Ama şimdilik bu konuya nokta koymak istiyorum.
Sadece benim değil, yönetimin, taraftarın da bu konuya nokta koyması gerekiyor.
Başkan Fatih Mert, 24 Ocak’tan önce transfer yasağının kaldırılamayacağını çok açık bir şekilde ifade etti.
Bu saatten sonra transfer konuşmanın kimseye faydası yok, aksine takımı yıpratır.
Ayrıca, 24 Ocak’ta yasak kalksa bile Ankaragücü çok kritik Konya, Kayseri ve Kasımpaşa maçlarını mevcut kadro ile oynayacak.

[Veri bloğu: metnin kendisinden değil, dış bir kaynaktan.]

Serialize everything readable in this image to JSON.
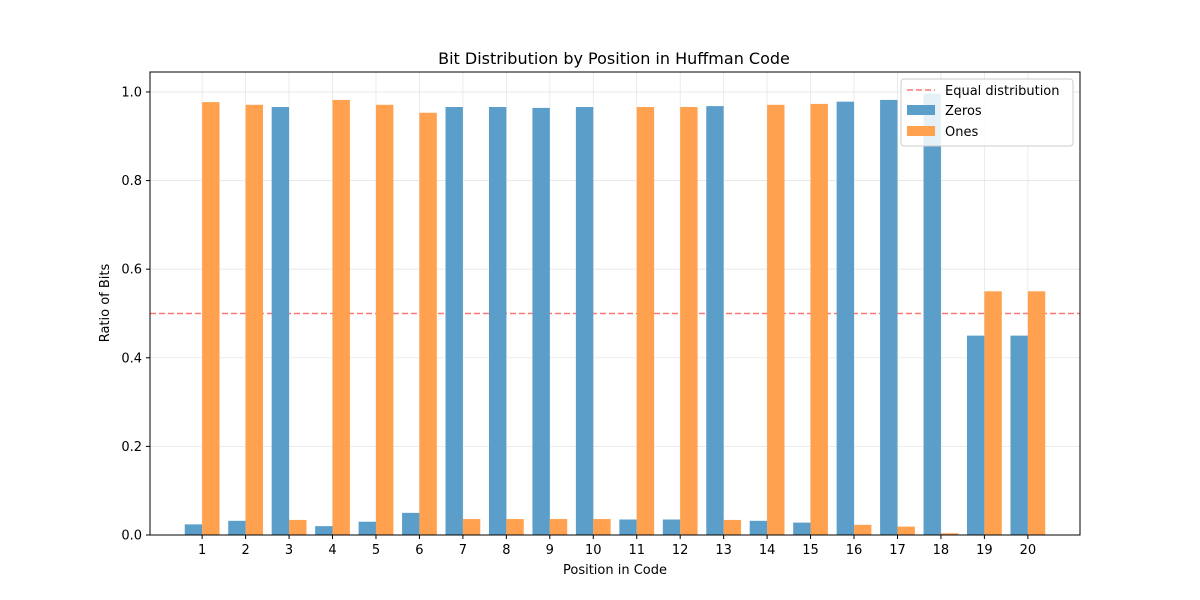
{
  "chart_data": {
    "type": "bar",
    "title": "Bit Distribution by Position in Huffman Code",
    "xlabel": "Position in Code",
    "ylabel": "Ratio of Bits",
    "categories": [
      "1",
      "2",
      "3",
      "4",
      "5",
      "6",
      "7",
      "8",
      "9",
      "10",
      "11",
      "12",
      "13",
      "14",
      "15",
      "16",
      "17",
      "18",
      "19",
      "20"
    ],
    "series": [
      {
        "name": "Zeros",
        "color": "#5b9ec9",
        "values": [
          0.024,
          0.032,
          0.966,
          0.02,
          0.03,
          0.05,
          0.966,
          0.966,
          0.964,
          0.966,
          0.035,
          0.035,
          0.968,
          0.032,
          0.028,
          0.978,
          0.982,
          0.996,
          0.45,
          0.45
        ]
      },
      {
        "name": "Ones",
        "color": "#ffa14f",
        "values": [
          0.977,
          0.971,
          0.034,
          0.982,
          0.971,
          0.953,
          0.036,
          0.036,
          0.036,
          0.036,
          0.966,
          0.966,
          0.034,
          0.971,
          0.973,
          0.023,
          0.019,
          0.004,
          0.55,
          0.55
        ]
      }
    ],
    "reference_line": {
      "name": "Equal distribution",
      "y": 0.5,
      "color": "#ff5555",
      "style": "dashed"
    },
    "ylim": [
      0.0,
      1.045
    ],
    "yticks": [
      "0.0",
      "0.2",
      "0.4",
      "0.6",
      "0.8",
      "1.0"
    ],
    "grid": true,
    "legend_position": "top-right"
  }
}
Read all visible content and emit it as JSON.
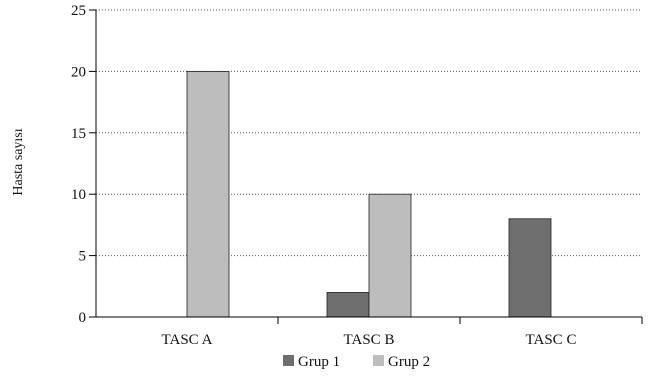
{
  "chart_data": {
    "type": "bar",
    "categories": [
      "TASC A",
      "TASC B",
      "TASC C"
    ],
    "series": [
      {
        "name": "Grup 1",
        "values": [
          0,
          2,
          8
        ],
        "color": "#6e6e6e"
      },
      {
        "name": "Grup 2",
        "values": [
          20,
          10,
          0
        ],
        "color": "#bdbdbd"
      }
    ],
    "ylabel": "Hasta sayısı",
    "xlabel": "",
    "ylim": [
      0,
      25
    ],
    "yticks": [
      0,
      5,
      10,
      15,
      20,
      25
    ],
    "ytick_labels": [
      "0",
      "5",
      "10",
      "15",
      "20",
      "25"
    ],
    "grid": "horizontal-dotted",
    "legend_position": "bottom"
  }
}
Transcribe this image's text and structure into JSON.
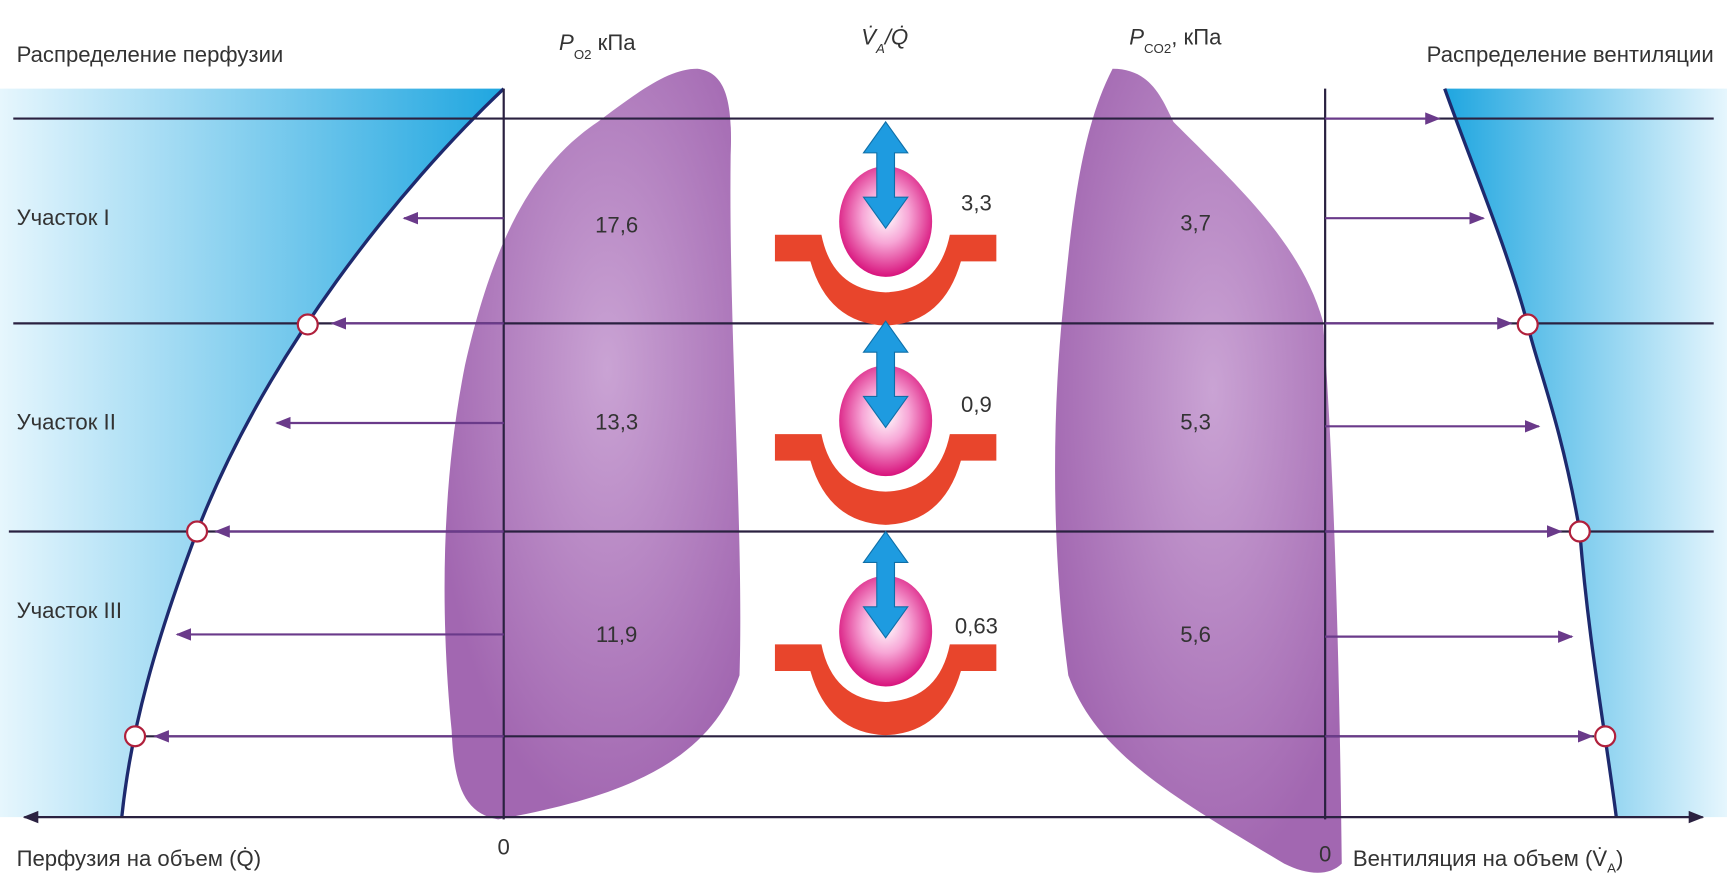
{
  "header": {
    "perfusion_title": "Распределение перфузии",
    "po2_label": {
      "symbol": "P",
      "subscript": "O2",
      "unit": " кПа"
    },
    "ratio_label": {
      "numerator": "V̇",
      "subscript": "A",
      "denominator": "/Q̇"
    },
    "pco2_label": {
      "symbol": "P",
      "subscript": "CO2",
      "unit": ", кПа"
    },
    "ventilation_title": "Распределение вентиляции"
  },
  "zones": [
    {
      "label": "Участок I",
      "po2": "17,6",
      "ratio": "3,3",
      "pco2": "3,7"
    },
    {
      "label": "Участок II",
      "po2": "13,3",
      "ratio": "0,9",
      "pco2": "5,3"
    },
    {
      "label": "Участок III",
      "po2": "11,9",
      "ratio": "0,63",
      "pco2": "5,6"
    }
  ],
  "axes": {
    "left_zero": "0",
    "right_zero": "0",
    "perfusion_axis": "Перфузия на объем (Q̇)",
    "ventilation_axis": {
      "text": "Вентиляция на объем (V̇",
      "subscript": "A",
      "close": ")"
    }
  }
}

O yüzden artık taraftarın şu yasak meselesini 2 haftalığına rafa kaldırması gerek.
Antalya’da çok güzel bir kamp dönemi geçirildi.
Yabancı futbolcuların tüm alacakları ödendi, yerlilerin de çok büyük kısmı.

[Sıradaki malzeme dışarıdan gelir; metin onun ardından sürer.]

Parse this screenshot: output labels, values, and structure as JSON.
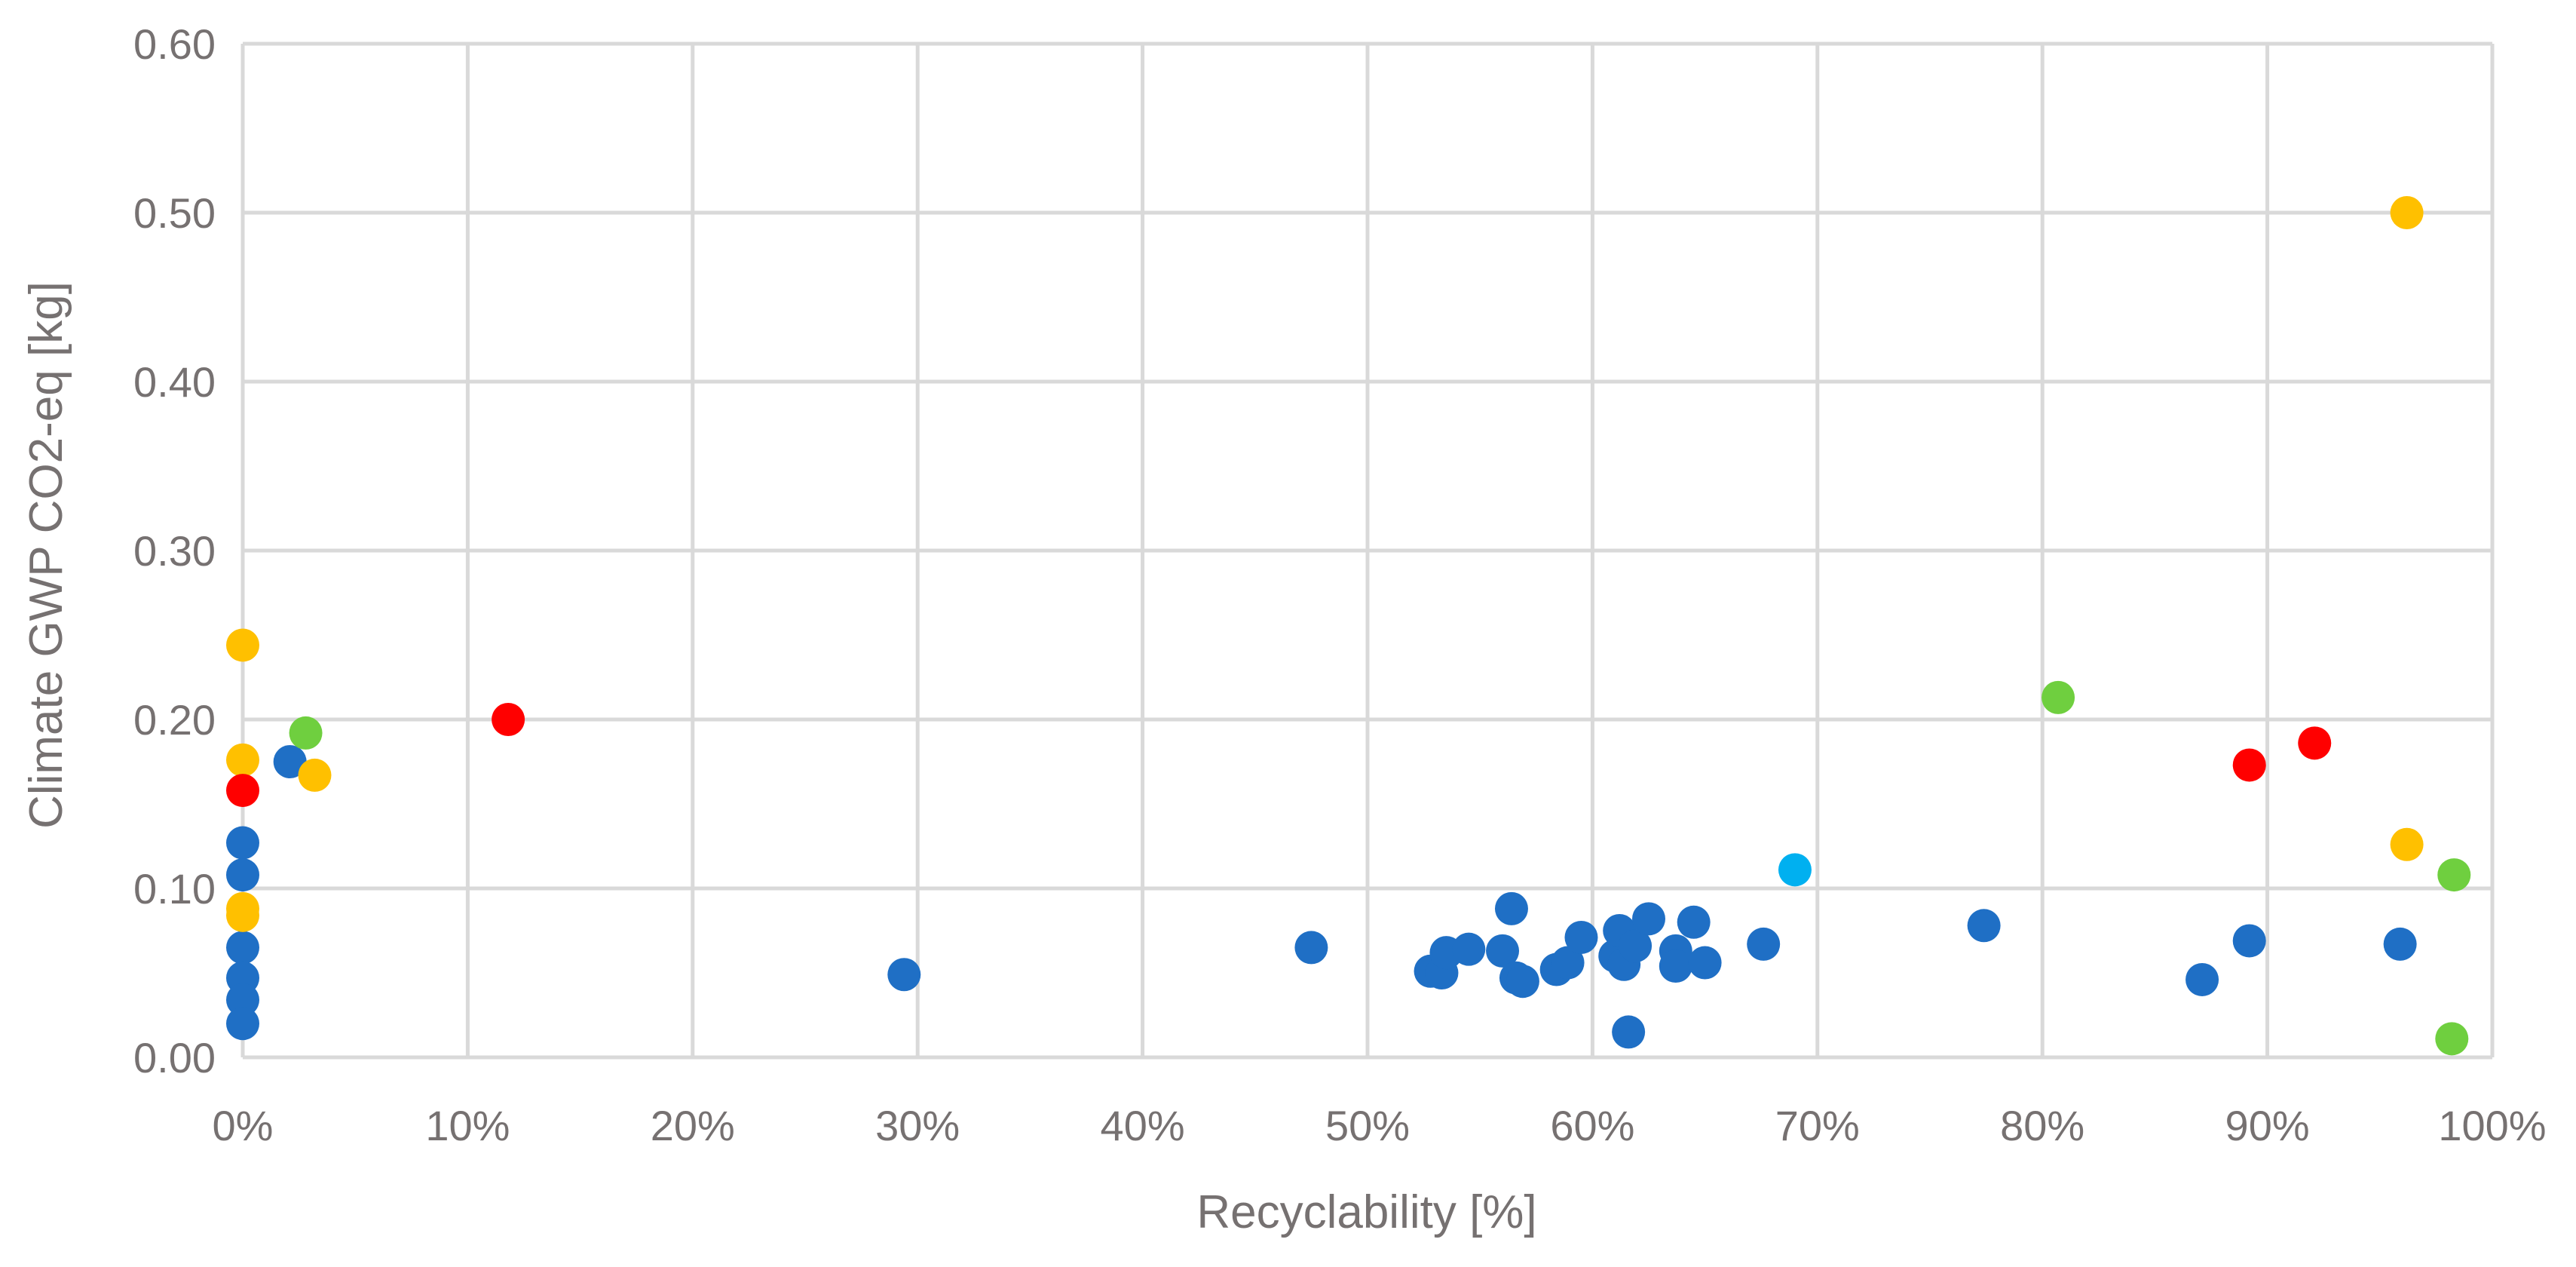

Çok olumlu bir tablo var ve bunun sahaya, sonuçlara yansıması gerekiyor.
Ankaragücü takımının kadro zafiyeti var, bunu herkes biliyor.
Konyaspor maçında kırmızı kart cezalısı Orgill de oynamayacak.
Aslına bakarsanız iyi ki de oynamıyor.
Orgill’in kafası çok karışık, transfer tekliflerinden olumsuz etkilenmiş.
Yönetimin bu sorunu acil olarak çözmesi gerekiyor.
Canteros’un bitmek bilmeyen sakatlığı (!) da büyük sorun.
Arjantinli kampı kaçırdı, antrenmanlara yeni başladı.
Konya maçında oynaması düşük ihtimal.
Bu kadro zafiyetinin üzerine iki hücum silahının da olmaması Mustafa Kaplan’ı kara kara düşündürüyordur.
Pinto’nun hafif sakatlığı bu yüzden yürekleri ağza getirdi.
Konya maçını bu eksik kadro ile kazanmak zor ama bir yolu var.
Eryaman Stadı’nı cehenneme çevirmek.
Gecekondu’un, Maraton’un, BEÇ’in, Sağ ve Sol Kapalı’nın, hatta VIP tribünündekilerin bu maçta çok özel bir performans göstermesi gerekiyor.
Taraftar grupları maçta organize olmalı.
Ayrı ayrı tezahüratlar, taraftarda bile konsantrasyon bozukluğu yapıyor.
Sahadakileri de hiç etkilemiyor.
Umarım, tribünlerde özlenen senkronizasyon sağlanır.
Rakip Konyaspor da Ankara’ya sıkıntılı geliyor.
Kaleci Serkan başta olmak üzere Ferhat Öztorun, Volkan Fındıklı, Ali Karakaya, Deni Miloseviç ve Marin Aniciç’in sakatlıkları var.
Bu futbolcuların maça yetişip yetişmeyecekleri belli değil.
Yasakları yok ama ara transferde sadece Brezilyalı Thuram’ı alabildiler.
Bu maç Ankaragücü taraftarı ile Konyaspor arasında oynanacak.
İnanıyorum ki kazanan Ankaragücü taraftarı olacak.